Bruxelles (ANSA) – Il cuore dell’inchiesta resta immutato: presunte frodi negli appalti, corruzione, conflitto d’interessi, violazione del segreto professionale. Un elenco che ricalca i primi addebiti formulati dalla procura europea e notificati, dopo un’intera giornata di interrogatori serrati, a Federica Mogherini, Stefano Sannino e Cesare Zegretti.
Tutti e tre sono stati rilasciati nella notte senza alcuna condizione: per gli inquirenti non esiste rischio di fuga e la presunzione d’innocenza resta pienamente intatta, come ribadito dagli stessi investigatori che coordinano un’indagine nata – nelle ammissioni anche dell’ufficio antifrode Olaf – da una denuncia che a Bruxelles alimenta sempre più interrogativi. Tanto che, secondo le prime ricostruzioni, potrebbe essere partita dall’interno.

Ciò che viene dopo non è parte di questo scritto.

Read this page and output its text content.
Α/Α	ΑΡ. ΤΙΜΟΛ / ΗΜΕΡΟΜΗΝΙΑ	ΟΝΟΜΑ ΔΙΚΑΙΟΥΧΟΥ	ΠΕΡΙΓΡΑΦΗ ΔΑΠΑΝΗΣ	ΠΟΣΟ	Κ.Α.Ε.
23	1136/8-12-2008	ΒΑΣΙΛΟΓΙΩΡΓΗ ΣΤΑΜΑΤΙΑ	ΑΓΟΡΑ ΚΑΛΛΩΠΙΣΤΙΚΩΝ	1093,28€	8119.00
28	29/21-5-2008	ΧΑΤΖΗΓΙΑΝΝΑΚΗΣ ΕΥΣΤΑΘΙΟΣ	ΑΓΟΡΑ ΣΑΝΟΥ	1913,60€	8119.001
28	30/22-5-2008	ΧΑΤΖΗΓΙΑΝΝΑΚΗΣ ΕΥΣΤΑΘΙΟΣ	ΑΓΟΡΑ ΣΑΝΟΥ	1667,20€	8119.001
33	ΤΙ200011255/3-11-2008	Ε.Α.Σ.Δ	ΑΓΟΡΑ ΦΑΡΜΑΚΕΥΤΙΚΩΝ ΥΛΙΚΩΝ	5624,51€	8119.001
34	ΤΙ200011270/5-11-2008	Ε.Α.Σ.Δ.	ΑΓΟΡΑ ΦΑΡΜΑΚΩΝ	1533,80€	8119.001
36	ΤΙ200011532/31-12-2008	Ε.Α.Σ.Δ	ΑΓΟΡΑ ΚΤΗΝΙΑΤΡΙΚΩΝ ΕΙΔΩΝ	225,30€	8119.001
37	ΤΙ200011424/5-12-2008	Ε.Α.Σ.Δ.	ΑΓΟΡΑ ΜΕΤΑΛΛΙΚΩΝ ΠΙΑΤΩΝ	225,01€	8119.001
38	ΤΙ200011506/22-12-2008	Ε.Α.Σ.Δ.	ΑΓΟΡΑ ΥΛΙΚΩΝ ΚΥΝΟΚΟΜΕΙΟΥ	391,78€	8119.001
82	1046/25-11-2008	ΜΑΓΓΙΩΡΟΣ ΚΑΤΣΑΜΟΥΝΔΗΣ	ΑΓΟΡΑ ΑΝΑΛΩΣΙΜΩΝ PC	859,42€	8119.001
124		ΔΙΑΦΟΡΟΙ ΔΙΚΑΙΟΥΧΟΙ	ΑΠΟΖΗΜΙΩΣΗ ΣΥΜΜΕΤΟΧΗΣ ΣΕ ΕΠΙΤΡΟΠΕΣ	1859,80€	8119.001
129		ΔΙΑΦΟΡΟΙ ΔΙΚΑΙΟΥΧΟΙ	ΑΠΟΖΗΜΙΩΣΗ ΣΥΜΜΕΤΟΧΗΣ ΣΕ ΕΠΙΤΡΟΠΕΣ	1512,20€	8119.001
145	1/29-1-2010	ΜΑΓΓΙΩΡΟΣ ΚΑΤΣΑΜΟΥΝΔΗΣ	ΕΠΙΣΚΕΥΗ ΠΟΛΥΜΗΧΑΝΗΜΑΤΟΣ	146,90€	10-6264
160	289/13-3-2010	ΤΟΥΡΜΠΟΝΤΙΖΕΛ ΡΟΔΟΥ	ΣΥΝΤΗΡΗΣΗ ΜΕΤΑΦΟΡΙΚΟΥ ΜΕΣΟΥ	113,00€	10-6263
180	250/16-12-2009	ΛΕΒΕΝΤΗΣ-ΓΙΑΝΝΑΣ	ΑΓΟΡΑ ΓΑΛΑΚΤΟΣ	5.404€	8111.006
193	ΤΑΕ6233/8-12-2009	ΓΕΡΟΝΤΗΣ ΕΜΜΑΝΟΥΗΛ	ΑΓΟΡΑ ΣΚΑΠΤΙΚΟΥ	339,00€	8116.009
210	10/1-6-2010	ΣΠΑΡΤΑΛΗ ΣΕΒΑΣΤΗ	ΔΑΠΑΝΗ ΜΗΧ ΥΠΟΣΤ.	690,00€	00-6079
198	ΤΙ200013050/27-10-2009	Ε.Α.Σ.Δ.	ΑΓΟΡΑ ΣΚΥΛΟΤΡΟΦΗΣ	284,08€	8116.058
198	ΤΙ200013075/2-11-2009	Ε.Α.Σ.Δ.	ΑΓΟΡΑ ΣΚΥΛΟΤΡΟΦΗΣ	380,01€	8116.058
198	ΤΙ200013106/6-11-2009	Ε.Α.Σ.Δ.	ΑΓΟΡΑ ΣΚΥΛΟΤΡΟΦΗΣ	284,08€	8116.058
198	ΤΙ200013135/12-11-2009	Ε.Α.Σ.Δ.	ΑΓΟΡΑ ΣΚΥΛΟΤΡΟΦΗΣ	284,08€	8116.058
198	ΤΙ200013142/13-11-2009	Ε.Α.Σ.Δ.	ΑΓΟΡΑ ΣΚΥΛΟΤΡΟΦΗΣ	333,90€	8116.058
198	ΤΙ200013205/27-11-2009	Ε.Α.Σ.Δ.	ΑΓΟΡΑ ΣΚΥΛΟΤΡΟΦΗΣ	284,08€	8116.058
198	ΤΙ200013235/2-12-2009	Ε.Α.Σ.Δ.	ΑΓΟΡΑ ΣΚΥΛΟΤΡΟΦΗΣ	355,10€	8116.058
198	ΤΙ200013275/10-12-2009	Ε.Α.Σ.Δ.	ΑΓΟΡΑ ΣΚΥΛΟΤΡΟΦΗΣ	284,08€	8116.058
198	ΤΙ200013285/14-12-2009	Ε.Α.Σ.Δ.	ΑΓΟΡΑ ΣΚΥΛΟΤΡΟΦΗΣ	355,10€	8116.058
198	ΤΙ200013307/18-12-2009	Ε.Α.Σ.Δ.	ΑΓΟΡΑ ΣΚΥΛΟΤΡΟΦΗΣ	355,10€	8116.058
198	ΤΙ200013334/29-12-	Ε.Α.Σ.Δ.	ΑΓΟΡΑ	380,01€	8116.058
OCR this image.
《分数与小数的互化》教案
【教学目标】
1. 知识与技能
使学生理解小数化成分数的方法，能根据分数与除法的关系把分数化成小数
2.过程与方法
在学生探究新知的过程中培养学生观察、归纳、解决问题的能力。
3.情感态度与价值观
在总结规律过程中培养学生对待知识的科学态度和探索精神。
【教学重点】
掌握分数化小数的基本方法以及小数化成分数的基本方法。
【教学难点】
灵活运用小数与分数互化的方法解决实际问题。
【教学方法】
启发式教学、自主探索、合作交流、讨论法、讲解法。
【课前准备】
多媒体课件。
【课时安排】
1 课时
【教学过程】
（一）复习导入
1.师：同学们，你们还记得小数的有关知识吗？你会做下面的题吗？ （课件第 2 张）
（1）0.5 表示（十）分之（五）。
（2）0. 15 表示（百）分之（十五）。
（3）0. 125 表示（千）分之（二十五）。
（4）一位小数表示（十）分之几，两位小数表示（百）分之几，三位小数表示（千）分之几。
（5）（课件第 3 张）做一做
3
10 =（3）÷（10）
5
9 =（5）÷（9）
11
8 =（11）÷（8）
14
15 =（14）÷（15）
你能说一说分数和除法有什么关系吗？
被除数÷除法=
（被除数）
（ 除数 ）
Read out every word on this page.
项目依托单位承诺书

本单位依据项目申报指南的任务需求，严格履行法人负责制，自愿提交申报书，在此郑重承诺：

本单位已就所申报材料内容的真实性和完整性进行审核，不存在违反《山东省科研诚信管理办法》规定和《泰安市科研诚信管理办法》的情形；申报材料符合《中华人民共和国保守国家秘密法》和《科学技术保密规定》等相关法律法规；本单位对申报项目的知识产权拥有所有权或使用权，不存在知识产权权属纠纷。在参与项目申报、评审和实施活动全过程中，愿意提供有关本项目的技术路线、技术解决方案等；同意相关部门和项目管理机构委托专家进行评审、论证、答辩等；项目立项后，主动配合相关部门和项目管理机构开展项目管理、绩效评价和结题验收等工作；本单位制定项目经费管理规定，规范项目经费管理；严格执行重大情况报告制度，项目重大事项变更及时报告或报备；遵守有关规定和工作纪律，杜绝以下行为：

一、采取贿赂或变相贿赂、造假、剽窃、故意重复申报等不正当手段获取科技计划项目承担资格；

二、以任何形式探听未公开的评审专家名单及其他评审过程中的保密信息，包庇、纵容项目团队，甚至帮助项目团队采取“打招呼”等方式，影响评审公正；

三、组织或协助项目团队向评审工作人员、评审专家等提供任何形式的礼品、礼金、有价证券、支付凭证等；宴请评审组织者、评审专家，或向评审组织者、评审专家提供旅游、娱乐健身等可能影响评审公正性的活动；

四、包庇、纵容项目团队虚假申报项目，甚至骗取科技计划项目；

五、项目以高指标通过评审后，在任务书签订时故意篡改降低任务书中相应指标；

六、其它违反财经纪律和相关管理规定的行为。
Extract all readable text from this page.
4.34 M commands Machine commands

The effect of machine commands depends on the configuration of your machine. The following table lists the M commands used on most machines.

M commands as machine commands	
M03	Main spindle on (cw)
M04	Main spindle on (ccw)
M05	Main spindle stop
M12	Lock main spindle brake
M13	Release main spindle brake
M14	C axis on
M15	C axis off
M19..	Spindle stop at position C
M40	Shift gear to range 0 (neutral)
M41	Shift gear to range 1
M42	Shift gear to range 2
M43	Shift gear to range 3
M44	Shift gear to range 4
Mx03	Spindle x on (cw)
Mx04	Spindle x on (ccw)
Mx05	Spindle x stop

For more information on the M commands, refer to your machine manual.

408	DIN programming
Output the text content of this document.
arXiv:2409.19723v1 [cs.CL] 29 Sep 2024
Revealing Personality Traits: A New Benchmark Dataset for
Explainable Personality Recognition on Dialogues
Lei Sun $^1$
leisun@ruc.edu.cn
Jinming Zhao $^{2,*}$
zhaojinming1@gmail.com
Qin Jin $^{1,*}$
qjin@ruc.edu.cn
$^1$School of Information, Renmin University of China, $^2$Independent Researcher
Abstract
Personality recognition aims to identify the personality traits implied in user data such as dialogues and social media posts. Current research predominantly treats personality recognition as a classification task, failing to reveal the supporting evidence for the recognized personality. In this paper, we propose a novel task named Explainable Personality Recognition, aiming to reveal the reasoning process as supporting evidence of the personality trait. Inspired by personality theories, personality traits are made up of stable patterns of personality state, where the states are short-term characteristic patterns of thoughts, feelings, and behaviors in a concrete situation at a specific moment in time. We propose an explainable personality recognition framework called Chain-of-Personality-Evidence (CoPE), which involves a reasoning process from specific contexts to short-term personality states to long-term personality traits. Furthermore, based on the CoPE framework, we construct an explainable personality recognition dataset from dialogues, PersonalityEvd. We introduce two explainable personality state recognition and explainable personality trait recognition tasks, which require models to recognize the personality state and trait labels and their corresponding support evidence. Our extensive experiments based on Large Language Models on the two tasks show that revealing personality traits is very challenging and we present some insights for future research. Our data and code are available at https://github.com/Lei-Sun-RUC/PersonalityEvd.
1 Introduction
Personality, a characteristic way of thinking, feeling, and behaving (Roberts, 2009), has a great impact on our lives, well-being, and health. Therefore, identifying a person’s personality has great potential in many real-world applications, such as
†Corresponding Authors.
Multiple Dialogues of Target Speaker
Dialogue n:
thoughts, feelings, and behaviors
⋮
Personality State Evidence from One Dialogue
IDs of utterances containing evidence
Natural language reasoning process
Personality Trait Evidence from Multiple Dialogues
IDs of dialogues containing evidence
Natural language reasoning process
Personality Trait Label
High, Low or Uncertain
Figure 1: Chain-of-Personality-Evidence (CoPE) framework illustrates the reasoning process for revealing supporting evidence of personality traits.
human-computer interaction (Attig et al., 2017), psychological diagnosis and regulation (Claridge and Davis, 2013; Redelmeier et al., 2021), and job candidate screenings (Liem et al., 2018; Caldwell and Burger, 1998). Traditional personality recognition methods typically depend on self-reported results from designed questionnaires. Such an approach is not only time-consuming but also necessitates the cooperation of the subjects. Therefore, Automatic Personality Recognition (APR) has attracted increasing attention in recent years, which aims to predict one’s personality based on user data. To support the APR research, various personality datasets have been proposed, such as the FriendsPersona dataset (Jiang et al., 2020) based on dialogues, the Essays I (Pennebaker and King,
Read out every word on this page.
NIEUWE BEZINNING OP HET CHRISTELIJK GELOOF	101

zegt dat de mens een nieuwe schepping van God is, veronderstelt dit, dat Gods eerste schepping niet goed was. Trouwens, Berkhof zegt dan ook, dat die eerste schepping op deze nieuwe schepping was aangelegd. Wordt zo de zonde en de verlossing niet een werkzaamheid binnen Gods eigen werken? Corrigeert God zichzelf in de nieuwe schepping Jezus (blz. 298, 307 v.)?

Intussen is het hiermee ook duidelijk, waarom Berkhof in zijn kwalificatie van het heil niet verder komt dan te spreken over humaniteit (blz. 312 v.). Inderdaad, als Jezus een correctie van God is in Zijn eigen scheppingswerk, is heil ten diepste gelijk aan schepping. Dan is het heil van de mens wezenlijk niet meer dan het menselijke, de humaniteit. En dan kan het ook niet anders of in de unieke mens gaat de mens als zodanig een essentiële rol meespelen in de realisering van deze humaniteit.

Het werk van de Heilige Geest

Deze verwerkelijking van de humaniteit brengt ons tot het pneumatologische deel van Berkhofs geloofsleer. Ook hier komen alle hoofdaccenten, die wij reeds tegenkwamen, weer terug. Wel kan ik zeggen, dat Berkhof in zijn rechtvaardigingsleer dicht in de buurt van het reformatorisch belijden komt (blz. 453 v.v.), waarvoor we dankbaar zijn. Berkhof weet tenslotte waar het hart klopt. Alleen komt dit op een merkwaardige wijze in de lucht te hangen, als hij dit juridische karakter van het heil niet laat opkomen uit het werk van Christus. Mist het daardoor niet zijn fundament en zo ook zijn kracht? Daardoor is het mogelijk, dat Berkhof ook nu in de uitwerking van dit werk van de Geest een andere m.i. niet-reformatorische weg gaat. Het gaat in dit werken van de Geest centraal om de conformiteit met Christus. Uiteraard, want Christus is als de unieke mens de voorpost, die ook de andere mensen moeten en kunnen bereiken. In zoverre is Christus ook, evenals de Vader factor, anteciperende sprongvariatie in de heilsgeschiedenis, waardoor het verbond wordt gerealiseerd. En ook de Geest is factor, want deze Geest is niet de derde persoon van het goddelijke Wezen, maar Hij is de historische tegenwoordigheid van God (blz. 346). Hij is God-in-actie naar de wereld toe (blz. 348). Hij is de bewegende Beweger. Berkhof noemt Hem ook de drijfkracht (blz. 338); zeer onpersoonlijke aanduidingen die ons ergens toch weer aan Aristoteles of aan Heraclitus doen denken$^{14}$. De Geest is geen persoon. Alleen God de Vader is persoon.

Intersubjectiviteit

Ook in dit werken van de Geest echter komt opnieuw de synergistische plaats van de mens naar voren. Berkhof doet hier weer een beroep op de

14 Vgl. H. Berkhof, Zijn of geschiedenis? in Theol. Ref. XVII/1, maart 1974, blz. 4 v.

Una talpa del Servizio diplomatico europeo (Seae) – per anni casa di Mogherini e Sannino – che avrebbe segnalato presunte anomalie, accendendo i riflettori sul rapporto tra Bruxelles e Bruges, arrivando al Collegio d’Europa e alla sua Accademia per giovani diplomatici. Gli inquirenti stanno passando al setaccio date, atti e procedure di gara, in un quadro che resta ancora lontano dall’essere decifrato.
Tra gli elementi spicca l’acquisto dell’edificio di Spanjaardstraat da parte del Collegio d’Europa, collocato in una data molto prossima all’avvio del bando: una coincidenza temporale che ha attirato l’attenzione degli investigatori, aprendo l’ipotesi di una possibile turbativa d’asta.
“Ho chiarito la mia posizione con gli inquirenti che agiscono per conto della procura europea. Nella sua lunga tradizione, l’Accademia ha sempre applicato e continuerà ad applicare i più elevati standard di integrità ed equità”, ha evidenziato l’ex Alta rappresentante in una nota pubblicata sul sito del collegio. Parole accompagnate dalla “piena fiducia nel sistema giudiziario” e dall’attesa che “la correttezza delle azioni” del suo istituto vivaio degli eurocrati del futuro “verrà accertata”.
Analoga la disponibilità di Sannino, che ha assicurato “piena collaborazione alle autorità” ma che – travolto dal caso e finito sotto la lente anche di un’indagine amministrativa dell’Olaf per sospetti favoritismi nelle nomine interne al Seae – ha deciso di non attendere oltre, imboccando la via delle dimissioni dalla Commissione europea dove dall’inizio dell’anno dirige le politiche su Medio Oriente, Nord Africa e Golfo (3 dicembre).